Thinking about it, I had been doing this for a school project that isn't due until next week. Get on school laptop, sneak onto TV Tropes and then Blogger...

Maybe I should try to get out my earbuds, crank up the white noise, and try to focus next time.

Lauren S. said...

I love these "How (Not) to" posts. This one is especially awesome. 

"What if Twitter had collapsed and left a big gaping hole?" LOL. So guilty! (except on Facebook, since I'm not on Twitter)

Ava Jae said...

It's easy to procrastinate like the aforementioned steps for just about anything. I wish you the best with your project! 

Ava Jae said...

Thank you, Lauren! I love writing these "How (Not) to" posts. They're a lot of fun to come up with. 

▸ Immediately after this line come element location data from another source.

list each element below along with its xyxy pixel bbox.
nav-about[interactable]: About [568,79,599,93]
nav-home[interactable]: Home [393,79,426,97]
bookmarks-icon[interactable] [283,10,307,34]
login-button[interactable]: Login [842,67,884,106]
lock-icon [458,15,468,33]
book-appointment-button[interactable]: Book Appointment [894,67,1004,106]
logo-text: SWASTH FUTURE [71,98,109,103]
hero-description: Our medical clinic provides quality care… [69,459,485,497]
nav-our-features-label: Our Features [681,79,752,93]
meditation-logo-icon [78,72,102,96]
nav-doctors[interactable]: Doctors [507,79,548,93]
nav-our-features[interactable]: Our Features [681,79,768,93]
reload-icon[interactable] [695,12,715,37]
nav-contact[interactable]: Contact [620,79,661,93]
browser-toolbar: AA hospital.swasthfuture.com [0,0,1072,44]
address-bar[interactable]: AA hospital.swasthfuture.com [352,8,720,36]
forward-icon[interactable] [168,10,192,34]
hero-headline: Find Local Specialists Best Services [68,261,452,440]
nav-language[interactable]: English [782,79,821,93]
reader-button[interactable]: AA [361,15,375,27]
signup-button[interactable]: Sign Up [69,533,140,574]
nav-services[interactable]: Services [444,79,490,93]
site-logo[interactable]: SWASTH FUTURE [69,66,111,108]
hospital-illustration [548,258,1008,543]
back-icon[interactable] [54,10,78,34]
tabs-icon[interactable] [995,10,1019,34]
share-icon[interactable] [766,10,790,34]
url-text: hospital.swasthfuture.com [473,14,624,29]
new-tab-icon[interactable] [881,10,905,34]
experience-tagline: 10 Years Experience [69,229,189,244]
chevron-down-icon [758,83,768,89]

Glad you enjoyed the post! ^_^

Gene Lempp said...

 Beautiful use of reverse psychology, Ava - absolute genius, which of course means, you wrote this at a Starbucks *grins* I think I had the exact day you described once, except for Starbucks, which I've never done *clutches writer member card to his chest* - I do drink the coffee though.

Tips. Writing is just like planning a trip. Know where you're starting at, know where you plan to end (at least the "city" not the exact address - don't want to freak the pure pantsers out) and know where a couple of stops are along the way (gas, food, rest stations, zombie hideouts). Oh, and who the driver of the car is and who is in the car with him. And who will stalk them on the highway. If you have at least that - journey on - write and don't worry about perfection. One last tip - disconnect your net connection when you write.

Great post!

Ava Jae said...

Thank you, Gene! I'm glad you enjoyed the post so much. ^_^

I didn't write this post at Starbucks, but I won't pretend I've never been tempted to write there...

On another note, those are some really fantastic tips. You don't necessarily need to know every detail of the journey, but the points that you mentioned are extremely helpful to have. 

Laurapauling said...

Love this post. I'd say: Get up every three minutes looking for chocolate. :)

Ava Jae said...

You mean you're not supposed to do that? :D


I like that addition. Thank you, Laura!